Research Projects
IMPRESS: IMproving the PREdiction of opinion dynamics in temporal Social networks: mathematical modeling and Simulation framework
In a rapidly evolving world, with growing population and accelerated access to online media, the need to understand the structures and behavior of human society has become more important than ever. Having emerged as an interdisciplinary field in the 21st century, social networks analysis is on the quest to understand opinion formation and diffusion from a scientific point of view. The formation of social networks, namely the way connections are created and strengthened, is a very complex process, and there are many factors that interfere for the emergence and evolution of social ties. Notable research efforts try to explain the high complexity of such network structures, by proposing corresponding algorithmic models. Nevertheless, available models have many limitations as they typically assume opinion interaction mechanisms based on fixed thresholds, static topologies, or omnipresent opinion sources.

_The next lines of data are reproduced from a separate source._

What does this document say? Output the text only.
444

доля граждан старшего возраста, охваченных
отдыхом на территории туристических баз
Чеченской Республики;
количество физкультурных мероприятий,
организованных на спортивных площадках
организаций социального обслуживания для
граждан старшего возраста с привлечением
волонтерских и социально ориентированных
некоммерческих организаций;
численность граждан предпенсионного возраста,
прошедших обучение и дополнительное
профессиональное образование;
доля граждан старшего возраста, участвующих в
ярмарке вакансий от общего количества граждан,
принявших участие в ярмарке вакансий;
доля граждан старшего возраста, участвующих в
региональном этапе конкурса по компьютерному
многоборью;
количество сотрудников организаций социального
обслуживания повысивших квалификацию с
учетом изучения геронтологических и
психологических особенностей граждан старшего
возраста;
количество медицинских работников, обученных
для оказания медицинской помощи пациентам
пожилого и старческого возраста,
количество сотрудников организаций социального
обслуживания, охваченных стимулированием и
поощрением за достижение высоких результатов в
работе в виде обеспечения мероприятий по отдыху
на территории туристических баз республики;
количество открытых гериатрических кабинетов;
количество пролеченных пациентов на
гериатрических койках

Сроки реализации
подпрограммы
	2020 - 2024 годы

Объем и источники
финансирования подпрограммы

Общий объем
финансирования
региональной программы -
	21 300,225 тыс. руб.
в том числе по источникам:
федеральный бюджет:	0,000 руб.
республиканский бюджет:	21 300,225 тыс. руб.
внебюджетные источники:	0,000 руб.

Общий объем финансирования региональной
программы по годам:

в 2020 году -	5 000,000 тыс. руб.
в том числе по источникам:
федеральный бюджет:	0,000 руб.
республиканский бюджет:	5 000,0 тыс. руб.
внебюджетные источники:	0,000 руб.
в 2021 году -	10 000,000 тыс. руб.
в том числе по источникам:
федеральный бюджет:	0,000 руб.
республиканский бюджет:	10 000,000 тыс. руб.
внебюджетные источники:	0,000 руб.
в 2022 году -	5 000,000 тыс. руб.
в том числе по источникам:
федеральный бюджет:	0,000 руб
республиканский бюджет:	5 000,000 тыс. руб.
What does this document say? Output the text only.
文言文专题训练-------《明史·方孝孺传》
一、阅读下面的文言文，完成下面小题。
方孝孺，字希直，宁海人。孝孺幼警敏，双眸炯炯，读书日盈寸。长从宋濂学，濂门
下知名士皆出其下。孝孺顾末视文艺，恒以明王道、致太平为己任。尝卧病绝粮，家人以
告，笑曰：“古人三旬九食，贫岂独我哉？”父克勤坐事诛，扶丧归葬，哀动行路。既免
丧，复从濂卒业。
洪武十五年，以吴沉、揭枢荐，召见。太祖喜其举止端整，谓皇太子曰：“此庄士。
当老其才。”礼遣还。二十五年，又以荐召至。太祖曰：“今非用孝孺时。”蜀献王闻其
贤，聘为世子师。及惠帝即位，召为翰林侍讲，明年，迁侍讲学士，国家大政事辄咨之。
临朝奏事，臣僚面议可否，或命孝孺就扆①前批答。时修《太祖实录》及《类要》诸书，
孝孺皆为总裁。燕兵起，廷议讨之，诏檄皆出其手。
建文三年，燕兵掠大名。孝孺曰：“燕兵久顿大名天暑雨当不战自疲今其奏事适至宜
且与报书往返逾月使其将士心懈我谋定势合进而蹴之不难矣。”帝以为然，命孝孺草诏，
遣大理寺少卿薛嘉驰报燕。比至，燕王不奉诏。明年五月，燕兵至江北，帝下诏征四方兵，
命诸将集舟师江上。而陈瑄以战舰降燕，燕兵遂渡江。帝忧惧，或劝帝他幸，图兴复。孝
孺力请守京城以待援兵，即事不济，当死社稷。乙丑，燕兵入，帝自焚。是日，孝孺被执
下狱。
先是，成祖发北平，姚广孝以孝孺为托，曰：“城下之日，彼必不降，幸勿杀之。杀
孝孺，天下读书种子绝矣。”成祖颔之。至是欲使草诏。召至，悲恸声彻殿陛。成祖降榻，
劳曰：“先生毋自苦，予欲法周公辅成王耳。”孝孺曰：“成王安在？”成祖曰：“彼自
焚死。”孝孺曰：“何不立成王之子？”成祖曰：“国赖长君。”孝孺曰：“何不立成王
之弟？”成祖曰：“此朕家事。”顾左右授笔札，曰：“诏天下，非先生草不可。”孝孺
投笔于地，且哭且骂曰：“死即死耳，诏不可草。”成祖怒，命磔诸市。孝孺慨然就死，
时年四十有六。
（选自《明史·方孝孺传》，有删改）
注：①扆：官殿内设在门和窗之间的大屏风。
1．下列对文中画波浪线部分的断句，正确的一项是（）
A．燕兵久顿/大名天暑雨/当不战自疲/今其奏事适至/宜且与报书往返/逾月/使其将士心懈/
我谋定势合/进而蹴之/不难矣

This project comes to improve our understanding of opinion diffusion in emergent social networks. Consequently, to build models that are aware of these phenomena, I propose fundamental topological analysis of empirical data - using network motifs, community detection algorithms and statistics - to understand the behavioral patterns and centralities which have an impact on spatial and temporal distribution of opinion. As opposed to most existing opinion interaction models, I propose a temporal opinion injection model which evolves over time according to basic human traits and underlying social topology. Also, by employing discrete event simulation on real-time gathered social network data, I propose the implementation of an online platform to offer improved prediction on poll outcomes for socially-relevant topics.
In the wake of big data analytics, this project sets out to push the boundaries of scientific understanding of opinion dynamics in social networks by analyzing how the underlying network topology influences communication patterns and polarization of opinion.